Variabilité spatio-temporelle du fonctionnement d’un aquifère karstique du Dogger
Célestine Delbart – 2013
Les aquifères karstiques sont parmi les milieux souterrains les plus difficiles à caractériser. Ils sont connus pour avoir des réponses complexes aux événements pluvieux en raison de l’hétérogénéité de la porosité allant de la porosité matricielle (micro-porosité) à la porosité de conduits (macro-porosité). La porosité de conduits génère des vitesses de transfert élevées au sein de l’aquifère, à l’origine de la vulnérabilité des aquifères karstiques. L’objectif de cette thèse est de définir les modalités du transfert de l’eau et des solutés au sein d’un aquifère karstique du Dogger situé en Bourgogne. Deux approches complémentaires ont été utilisées : (i) l’analyse de chroniques piézométriques et débitmétriques à partir d’outils de traitement du signal et (ii) une caractérisation géochimique et isotopique des eaux souterraines basée sur l’utilisation d’une large palette de traceurs, notamment des traceurs de datation. Ces deux approches ont été appliquées à différentes échelles temporelles : un suivi haute fréquence (jusqu’à 1h) lors de pics de crue pour étudier les transferts rapides et un suivi à long terme (pluri-annuel) pour caractériser les transferts lents et étudier la variabilité saisonnière des modalités d’écoulement.

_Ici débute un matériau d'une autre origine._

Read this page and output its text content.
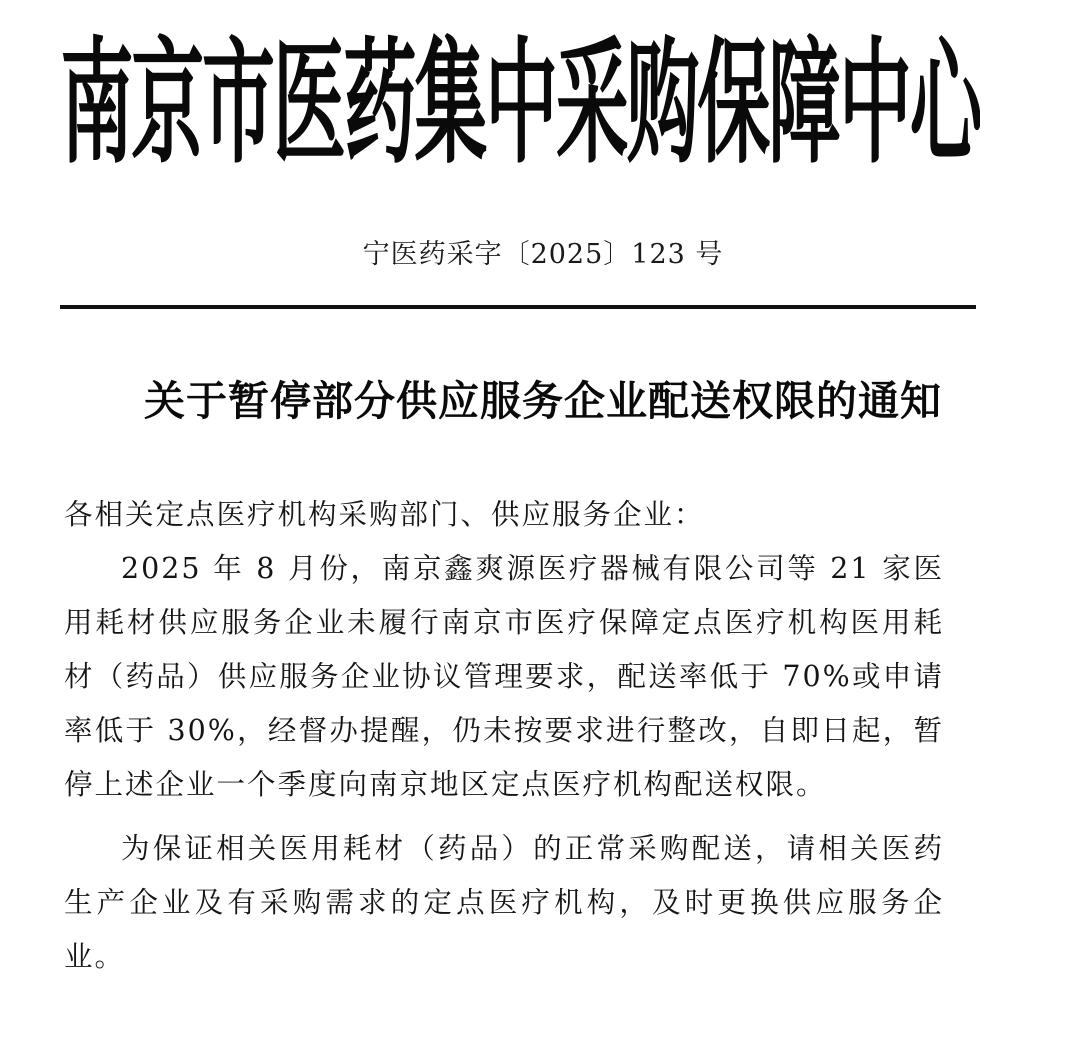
南京市医药集中采购保障中心
宁医药采字〔2025〕123 号
关于暂停部分供应服务企业配送权限的通知

各相关定点医疗机构采购部门、供应服务企业：

2025 年 8 月份，南京鑫爽源医疗器械有限公司等 21 家医用耗材供应服务企业未履行南京市医疗保障定点医疗机构医用耗材（药品）供应服务企业协议管理要求，配送率低于 70%或申请率低于 30%，经督办提醒，仍未按要求进行整改，自即日起，暂停上述企业一个季度向南京地区定点医疗机构配送权限。

为保证相关医用耗材（药品）的正常采购配送，请相关医药生产企业及有采购需求的定点医疗机构，及时更换供应服务企业。
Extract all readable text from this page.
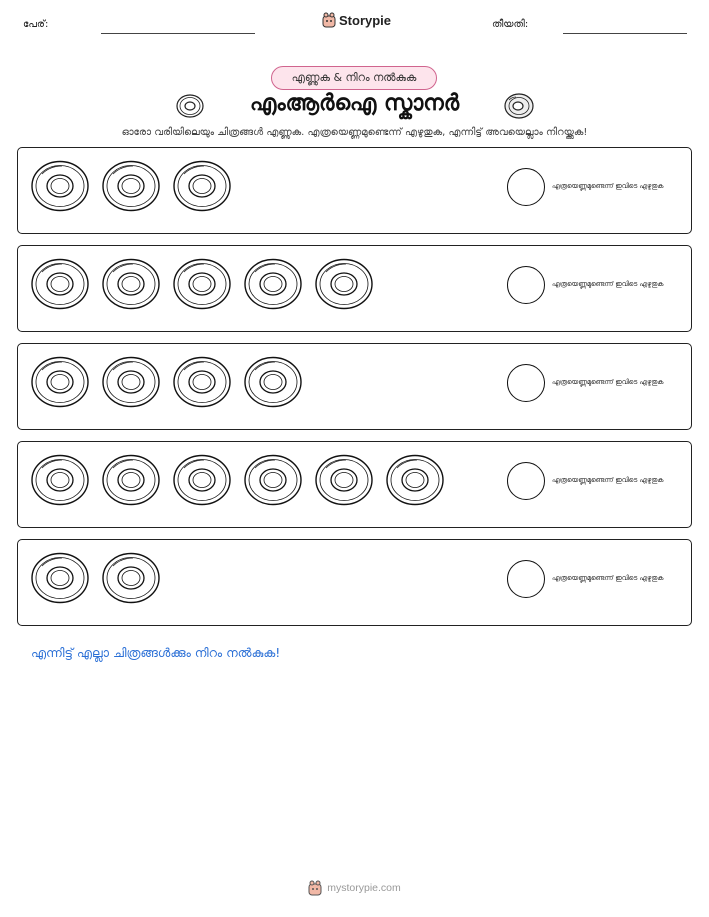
പേര്:	Storypie	തീയതി:
എണ്ണുക & നിറം നൽകുക
എംആർഐ സ്കാനർ
ഓരോ വരിയിലെയും ചിത്രങ്ങൾ എണ്ണുക. എത്രയെണ്ണമുണ്ടെന്ന് എഴുതുക, എന്നിട്ട് അവയെല്ലാം നിറയ്ക്കുക!
എത്രയെണ്ണമുണ്ടെന്ന് ഇവിടെ എഴുതുക
എത്രയെണ്ണമുണ്ടെന്ന് ഇവിടെ എഴുതുക
എത്രയെണ്ണമുണ്ടെന്ന് ഇവിടെ എഴുതുക
എത്രയെണ്ണമുണ്ടെന്ന് ഇവിടെ എഴുതുക
എത്രയെണ്ണമുണ്ടെന്ന് ഇവിടെ എഴുതുക
എന്നിട്ട് എല്ലാ ചിത്രങ്ങൾക്കും നിറം നൽകുക!
mystorypie.com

Ce travail a permis de mettre en évidence une très large distribution des temps de résidence de l’eau souterraine, de quelques heures, lors d’événements de crue souligné par des temps de réponse pluie-niveau piézométrique faible (inférieurs à 70 h) à quelques années pour l’écoulement de base mis en évidence par l’utilisation de traceurs de datation (39 Kr, CFC-12 et SF6). En réponse aux précipitations, différentes masses d’eau ont pu être décrites : (i) une eau à vitesse d’écoulement lente, qui correspond à l’écoulement de base mis en évidence par l’utilisation des traceurs de datation ; (ii) une eau de recharge rapide dont le temps de résidence au sein de l’aquifère varie, selon les porosités empruntées, de quelques heures à quelques jours soulignés grâce au suivi en continu de la conductivité électrique, des éléments majeurs et du tritium ; et (iii) des eaux stockées au sein de la zone non saturée, remobilisées lors de pics de crue mises en évidence par la variation des compositions géochimiques en tritium et Ca2+ des eaux souterraines lors de pics de crue. Malgré une forte hétérogénéité des processus d’écoulement, une logique spatiale des écoulements rapides apparaît. Le temps de réponse du niveau piézométrique à un événement pluvieux et le temps de résidence augmentent vers l’aval du dôme hydrogéologique. L’étude temporelle de la réponse impulsionnelle par la méthode du corrélogramme croisé coulissant montre que le temps de réponse des niveaux piézométriques aux précipitations varie de façon saisonnière, et est plus court en été. La variation du temps de réponse pour un forage entre été et hiver est significative et peut atteindre une centaine d’heures. Cette variabilité temporelle s’explique en partie par une variabilité temporelle de l’intensité des pluies (plus importantes en été) qui induit une variation des mécanismes d’écoulement au sein de l’épikarst. Lors d’événements de pluie intense, la saturation de l’épikarst est plus importante provocant des transferts latéraux en son sein et permettant de transférer les eaux vers les conduits les plus ouverts.